Here are some figures from North Carolina
17 percent of people in North Carolina report not visiting a doctor due to high costs
The number of people uninsured for an entire year in the state of NC has increased from 1.1 million in 2001 to 1.4 million in 2008. The percent of non-elderly adults without insurance increased from 17.6% to 20.5%. The proportion of workers from North Carolina without insurance has increased, from 16.4% in 2001 to 18.8% in 2008. The new Census numbers also drive home the fact that everyone in North Carolina is vulnerable to losing health insurance. An additional 46,000 people from high-income households are now uninsured.
17.2483498 % of people in North Carolina are uninsured, and 70 percent of them are in families with at least one full-time worker.

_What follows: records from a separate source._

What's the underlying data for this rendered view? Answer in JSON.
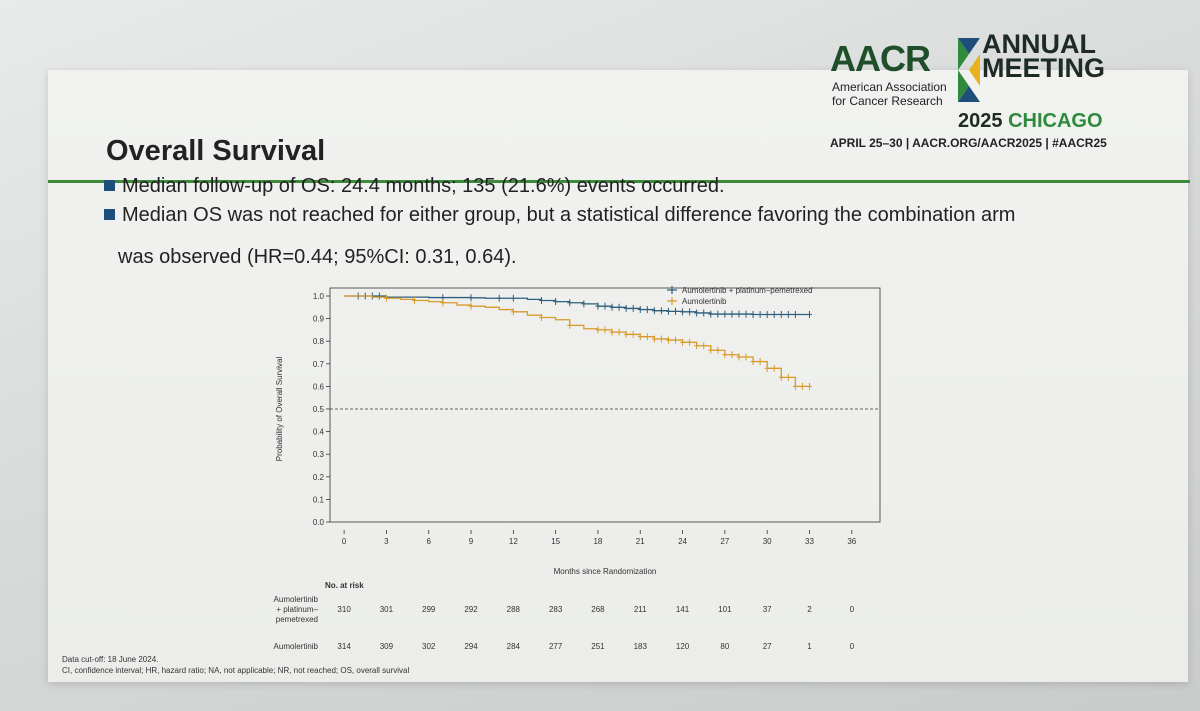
{
  "title": "Overall Survival",
  "bullets": [
    "Median follow-up of OS: 24.4 months; 135 (21.6%) events occurred.",
    "Median OS was not reached for either group, but a statistical difference favoring the combination arm",
    "was observed (HR=0.44; 95%CI: 0.31, 0.64)."
  ],
  "brand": {
    "org_logo": "AACR",
    "org_name_line1": "American Association",
    "org_name_line2": "for Cancer Research",
    "meeting_line1": "ANNUAL",
    "meeting_line2": "MEETING",
    "meeting_year": "2025",
    "meeting_city": "CHICAGO",
    "meeting_info": "APRIL 25–30  |  AACR.ORG/AACR2025  |  #AACR25"
  },
  "colors": {
    "combo": "#2f5f7c",
    "mono": "#d89a2a",
    "rule": "#3c8a3a"
  },
  "chart_data": {
    "type": "line",
    "xlabel": "Months since Randomization",
    "ylabel": "Probability of Overall Survival",
    "x_ticks": [
      0,
      3,
      6,
      9,
      12,
      15,
      18,
      21,
      24,
      27,
      30,
      33,
      36
    ],
    "y_ticks": [
      "0.0",
      "0.1",
      "0.2",
      "0.3",
      "0.4",
      "0.5",
      "0.6",
      "0.7",
      "0.8",
      "0.9",
      "1.0"
    ],
    "xlim": [
      -1,
      38
    ],
    "ylim": [
      0,
      1.0
    ],
    "reference_line_y": 0.5,
    "series": [
      {
        "name": "Aumolertinib + platinum–pemetrexed",
        "x": [
          0,
          1,
          2,
          3,
          4,
          5,
          6,
          7,
          8,
          9,
          10,
          11,
          12,
          13,
          14,
          15,
          16,
          17,
          18,
          19,
          20,
          21,
          22,
          23,
          24,
          25,
          26,
          27,
          28,
          29,
          30,
          31,
          32,
          33
        ],
        "y": [
          1.0,
          1.0,
          1.0,
          0.995,
          0.995,
          0.995,
          0.993,
          0.993,
          0.993,
          0.992,
          0.99,
          0.99,
          0.99,
          0.985,
          0.98,
          0.975,
          0.97,
          0.965,
          0.955,
          0.95,
          0.945,
          0.94,
          0.935,
          0.932,
          0.93,
          0.925,
          0.92,
          0.92,
          0.92,
          0.918,
          0.918,
          0.918,
          0.918,
          0.918
        ],
        "censor_x": [
          1,
          1.5,
          2,
          2.5,
          7,
          9,
          11,
          12,
          14,
          15,
          16,
          17,
          18,
          18.5,
          19,
          19.5,
          20,
          20.5,
          21,
          21.5,
          22,
          22.5,
          23,
          23.5,
          24,
          24.5,
          25,
          25.5,
          26,
          26.5,
          27,
          27.5,
          28,
          28.5,
          29,
          29.5,
          30,
          30.5,
          31,
          31.5,
          32,
          33
        ]
      },
      {
        "name": "Aumolertinib",
        "x": [
          0,
          1,
          2,
          3,
          4,
          5,
          6,
          7,
          8,
          9,
          10,
          11,
          12,
          13,
          14,
          15,
          16,
          17,
          18,
          19,
          20,
          21,
          22,
          23,
          24,
          25,
          26,
          27,
          28,
          29,
          30,
          31,
          32,
          33
        ],
        "y": [
          1.0,
          1.0,
          0.995,
          0.99,
          0.985,
          0.98,
          0.975,
          0.97,
          0.96,
          0.955,
          0.95,
          0.94,
          0.93,
          0.915,
          0.905,
          0.895,
          0.87,
          0.855,
          0.85,
          0.84,
          0.83,
          0.82,
          0.81,
          0.805,
          0.795,
          0.78,
          0.76,
          0.74,
          0.73,
          0.71,
          0.68,
          0.64,
          0.6,
          0.6
        ],
        "censor_x": [
          3,
          5,
          7,
          9,
          12,
          14,
          16,
          18,
          18.5,
          19,
          19.5,
          20,
          20.5,
          21,
          21.5,
          22,
          22.5,
          23,
          23.5,
          24,
          24.5,
          25,
          25.5,
          26,
          26.5,
          27,
          27.5,
          28,
          28.5,
          29,
          29.5,
          30,
          30.5,
          31,
          31.5,
          32,
          32.5,
          33
        ]
      }
    ],
    "risk_table": {
      "title": "No. at risk",
      "time_points": [
        0,
        3,
        6,
        9,
        12,
        15,
        18,
        21,
        24,
        27,
        30,
        33,
        36
      ],
      "rows": [
        {
          "label": [
            "Aumolertinib",
            "+ platinum–",
            "pemetrexed"
          ],
          "values": [
            310,
            301,
            299,
            292,
            288,
            283,
            268,
            211,
            141,
            101,
            37,
            2,
            0
          ]
        },
        {
          "label": [
            "Aumolertinib"
          ],
          "values": [
            314,
            309,
            302,
            294,
            284,
            277,
            251,
            183,
            120,
            80,
            27,
            1,
            0
          ]
        }
      ]
    }
  },
  "footnotes": [
    "Data cut-off: 18 June 2024.",
    "CI, confidence interval; HR, hazard ratio; NA, not applicable; NR, not reached; OS, overall survival"
  ]
}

The percent of North Carolinians with employer coverage is declining: from 64 to 56 percent between 2000 and 2007.
Roughly 5.1 million people in North Carolina get health insurance on the job1, where family premiums average $12,669, about the annual earning of a full-time minimum wage job.
Much of the decline is among workers in small businesses. While small businesses make up 75 percent of North Carolina businesses, only 43 percent of them offered health coverage benefits in 2006 -- down 4 percent since 2000.
Premiums for residents of North Carolina have risen 91% since 2000. Through health insurance reform, 1,405,200 to 1,577,800 middle class North Carolina residents will be eligible for premium credits to ease this burden.
Choice of health insurance is limited in North Carolina. Blue Cross Blue Shield NC alone constitutes 53 percent of the health insurance market share in North Carolina, with the top two insurance providers accounting for 73 percent.
Choice is even more limited for people with pre-existing conditions. In North Carolina, premiums can vary based on demographic factors and health status, and coverage can exclude pre-existing conditions or even be denied completely.